In 1984, young Washington Post writer Bill Cage ignited a miniscandal by reporting that spy novelist Edwin Lemaster—"the American John le Carré"—had considered working as a Soviet double agent when he was with the CIA. More than 25 years later, Cage follows up his story for Vanity Fair—duly warned by his father, a former diplomat who knew Lemaster, to watch his back.

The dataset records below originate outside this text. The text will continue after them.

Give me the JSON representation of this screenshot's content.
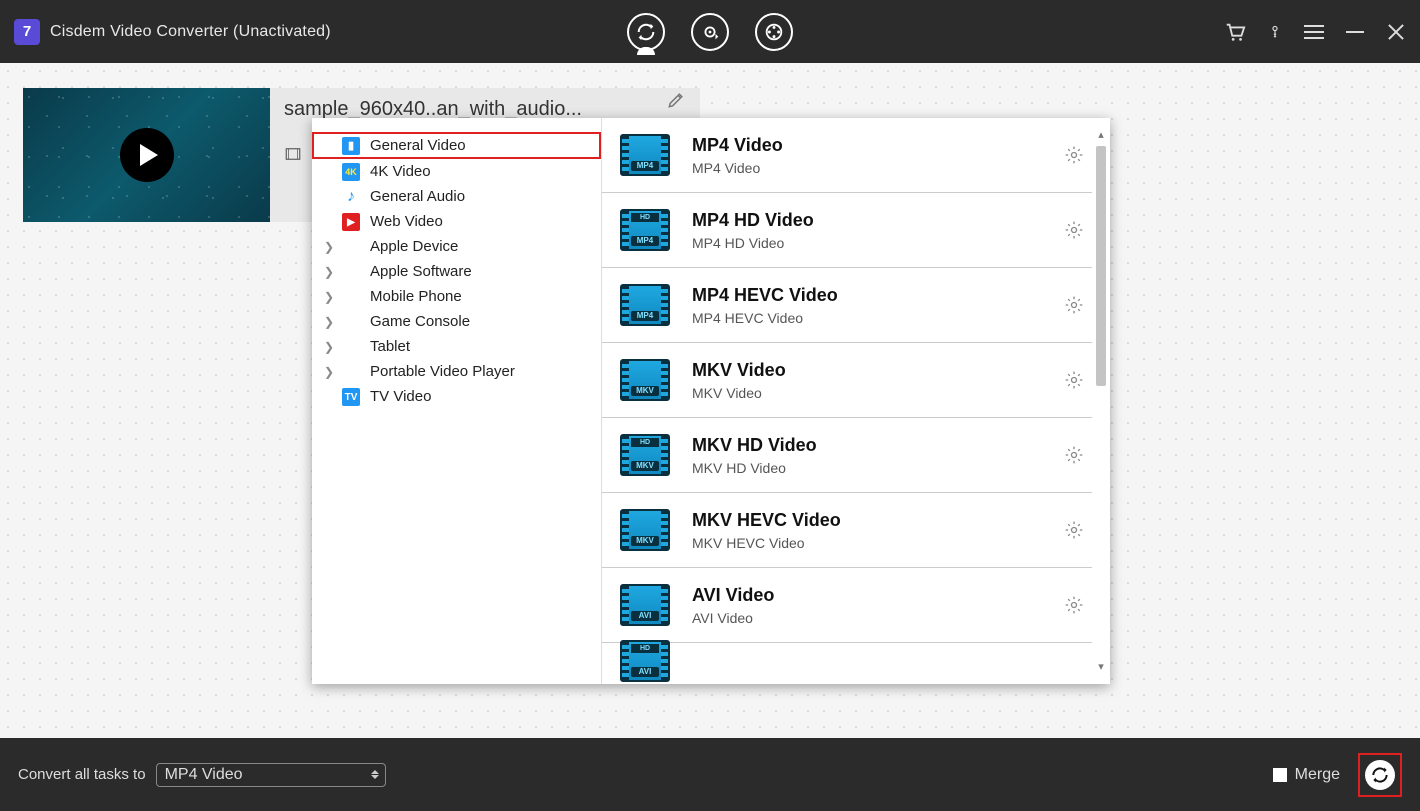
{
  "app": {
    "logo_letter": "7",
    "title": "Cisdem Video Converter (Unactivated)"
  },
  "task": {
    "filename": "sample_960x40..an_with_audio..."
  },
  "categories": [
    {
      "label": "General Video",
      "icon": "film-icon",
      "selected": true
    },
    {
      "label": "4K Video",
      "icon": "4k-icon"
    },
    {
      "label": "General Audio",
      "icon": "audio-icon"
    },
    {
      "label": "Web Video",
      "icon": "web-icon"
    },
    {
      "label": "Apple Device",
      "chevron": true
    },
    {
      "label": "Apple Software",
      "chevron": true
    },
    {
      "label": "Mobile Phone",
      "chevron": true
    },
    {
      "label": "Game Console",
      "chevron": true
    },
    {
      "label": "Tablet",
      "chevron": true
    },
    {
      "label": "Portable Video Player",
      "chevron": true
    },
    {
      "label": "TV Video",
      "icon": "tv-icon"
    }
  ],
  "formats": [
    {
      "title": "MP4 Video",
      "sub": "MP4 Video",
      "tag": "MP4"
    },
    {
      "title": "MP4 HD Video",
      "sub": "MP4 HD Video",
      "tag": "MP4",
      "hd": "HD"
    },
    {
      "title": "MP4 HEVC Video",
      "sub": "MP4 HEVC Video",
      "tag": "MP4"
    },
    {
      "title": "MKV Video",
      "sub": "MKV Video",
      "tag": "MKV"
    },
    {
      "title": "MKV HD Video",
      "sub": "MKV HD Video",
      "tag": "MKV",
      "hd": "HD"
    },
    {
      "title": "MKV HEVC Video",
      "sub": "MKV HEVC Video",
      "tag": "MKV"
    },
    {
      "title": "AVI Video",
      "sub": "AVI Video",
      "tag": "AVI"
    }
  ],
  "bottom": {
    "convert_label": "Convert all tasks to",
    "selected_format": "MP4 Video",
    "merge_label": "Merge"
  }
}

The distinguishing feature of Fesperman's nostalgia-soaked novel is that its clues and secret instructions take the form of quoted passages from classic spy novels by le Carré, Eric Ambler, Len Deighton, Charles McCarry, etc. Like his father, Warfield, Cage is a spy buff who can quote from those books (and Lemaster's) verbatim. He secures the magazine assignment mainly as an excuse to leave his dreary PR job and return to his childhood haunts in Vienna, Prague, Berlin and Budapest. But, stoked by anonymous tips, odd coincidences and revelations about his secretive old man, he soon becomes obsessed over solving the mysteries of Lemaster's past. The romantic stakes are raised when Bill's boyhood girlfriend, Litzi, turns up in Vienna; feelings of nostalgia are disrupted when a player in this espionage drama gets shot in the face, KGB-style. Fans of spy novels will enjoy Fesperman's affectionate homage. As literate and well-executed as this book is, however, it lacks the deeper dimensions that would make it more than a clever generic exercise. The father-son business, also involving Cage's child, David, is affecting, but held against the high standards of le Carré's A Perfect Spy, it is lightweight.
Has its limitations, but in re-sparking interest in classic spy fiction, it attains maximum impact.